CA Paris, 1re ch. sect. concurrence, 17 mai 1991, n° ECOC9110071X
PARIS
Ordonnance
PARTIES
Demandeur :
Syndicat national des moniteurs du ski français, Téléskis du Grand-Bornand (SA), Méribel Alpina (SA), Syndicat local des moniteurs de l'Ecole de ski français de la vallée de Méribel, Régie municipale des sports de montagne de Cauterets, Syndicat local des moniteurs du ski français de l'Ecole de Cauterets, Syndicat local des moniteurs du ski français du Grand-Bornand, Lechêne
Défendeur :
Ministre de l'Économie, des Finances et du Budget
COMPOSITION DE LA JURIDICTION
Président :
M. Canivet
Avoués :
Me Valdelièvre, SCP Barrier Monin, SCP Bommart Forster, SCP Teytaud
Avocats :
Mes Paris, Muamont, Guillaumond, Louchet, Montamat, Bordier, SCP Chevallier
Attendu que, par décision n° 91-D-07, délibérée le 19 février 1991, relative à la situation de la concurrence dans l'enseignement du ski, le Conseil de la concurrence a:
1. Enjoint dans un délai de trois mois:
- au Syndicat national des moniteurs de ski français (SNMSF) d'abroger les stipulations du dernier alinéa du chapitre I, paragraphe 5, de la convention type entre les moniteurs de l'Ecole de ski français (ESF) interdisant à un moniteur quittant l'école, ou qui en est exclu, d'exercer sa profession dans la commune ou les communes limitrophes, et de s'abstenir d'introduire une telle clause dans tout document opposable à ses adhérents.

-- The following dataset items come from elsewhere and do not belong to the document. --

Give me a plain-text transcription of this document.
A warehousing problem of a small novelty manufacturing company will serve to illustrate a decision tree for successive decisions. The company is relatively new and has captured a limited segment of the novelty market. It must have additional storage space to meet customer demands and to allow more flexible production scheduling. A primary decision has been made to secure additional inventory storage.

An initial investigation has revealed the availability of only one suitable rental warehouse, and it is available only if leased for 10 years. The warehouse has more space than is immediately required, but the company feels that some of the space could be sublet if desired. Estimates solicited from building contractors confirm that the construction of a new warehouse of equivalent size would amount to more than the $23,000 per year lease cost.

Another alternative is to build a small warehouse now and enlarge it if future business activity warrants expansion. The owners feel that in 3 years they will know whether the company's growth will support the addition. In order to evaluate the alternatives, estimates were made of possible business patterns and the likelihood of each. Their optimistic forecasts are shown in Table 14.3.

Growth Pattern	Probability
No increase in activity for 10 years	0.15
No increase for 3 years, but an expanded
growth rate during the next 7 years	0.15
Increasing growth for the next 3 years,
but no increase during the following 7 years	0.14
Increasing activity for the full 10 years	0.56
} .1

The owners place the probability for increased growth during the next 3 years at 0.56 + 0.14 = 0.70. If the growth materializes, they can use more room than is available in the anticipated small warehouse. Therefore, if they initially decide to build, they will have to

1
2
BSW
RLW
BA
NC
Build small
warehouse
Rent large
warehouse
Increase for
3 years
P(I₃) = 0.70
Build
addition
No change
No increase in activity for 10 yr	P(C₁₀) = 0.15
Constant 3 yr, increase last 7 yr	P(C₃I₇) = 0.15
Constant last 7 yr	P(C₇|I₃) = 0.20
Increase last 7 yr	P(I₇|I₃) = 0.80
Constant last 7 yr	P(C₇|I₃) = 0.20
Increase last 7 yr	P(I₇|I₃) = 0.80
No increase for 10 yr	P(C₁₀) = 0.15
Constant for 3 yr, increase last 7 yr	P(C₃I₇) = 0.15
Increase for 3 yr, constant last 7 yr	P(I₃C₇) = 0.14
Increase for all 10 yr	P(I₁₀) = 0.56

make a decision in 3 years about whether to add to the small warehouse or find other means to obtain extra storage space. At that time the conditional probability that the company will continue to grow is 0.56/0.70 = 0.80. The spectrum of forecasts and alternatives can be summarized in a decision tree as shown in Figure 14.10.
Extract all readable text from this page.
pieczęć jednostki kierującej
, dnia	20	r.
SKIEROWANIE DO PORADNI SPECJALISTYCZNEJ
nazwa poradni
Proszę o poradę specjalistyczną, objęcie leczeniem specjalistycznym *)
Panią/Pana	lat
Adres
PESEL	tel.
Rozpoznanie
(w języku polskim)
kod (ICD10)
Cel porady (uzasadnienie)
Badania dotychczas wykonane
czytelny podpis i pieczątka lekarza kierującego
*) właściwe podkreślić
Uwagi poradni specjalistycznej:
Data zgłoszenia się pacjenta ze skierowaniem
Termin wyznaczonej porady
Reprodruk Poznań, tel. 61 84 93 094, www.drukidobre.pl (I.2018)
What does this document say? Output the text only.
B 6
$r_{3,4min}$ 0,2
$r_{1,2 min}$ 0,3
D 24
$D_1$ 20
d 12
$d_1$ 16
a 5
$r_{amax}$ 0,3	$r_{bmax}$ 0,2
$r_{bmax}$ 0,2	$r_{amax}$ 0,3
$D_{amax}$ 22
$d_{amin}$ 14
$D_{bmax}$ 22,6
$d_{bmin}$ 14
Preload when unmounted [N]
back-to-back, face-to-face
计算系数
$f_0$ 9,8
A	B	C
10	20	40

- à la Régie municipale de sports en montagne de Cauterets d'abroger la convention-cadre du 1er août 1985 et de s'abstenir, à l'égard des moniteurs de ski diplômés, d'une part, de lier le passage prioritaire sur ses installations à l'existence d'un effectif minimum et, d'autre part, de pratiquer des prix discriminatoires et non justifiés par des contreparties réelles.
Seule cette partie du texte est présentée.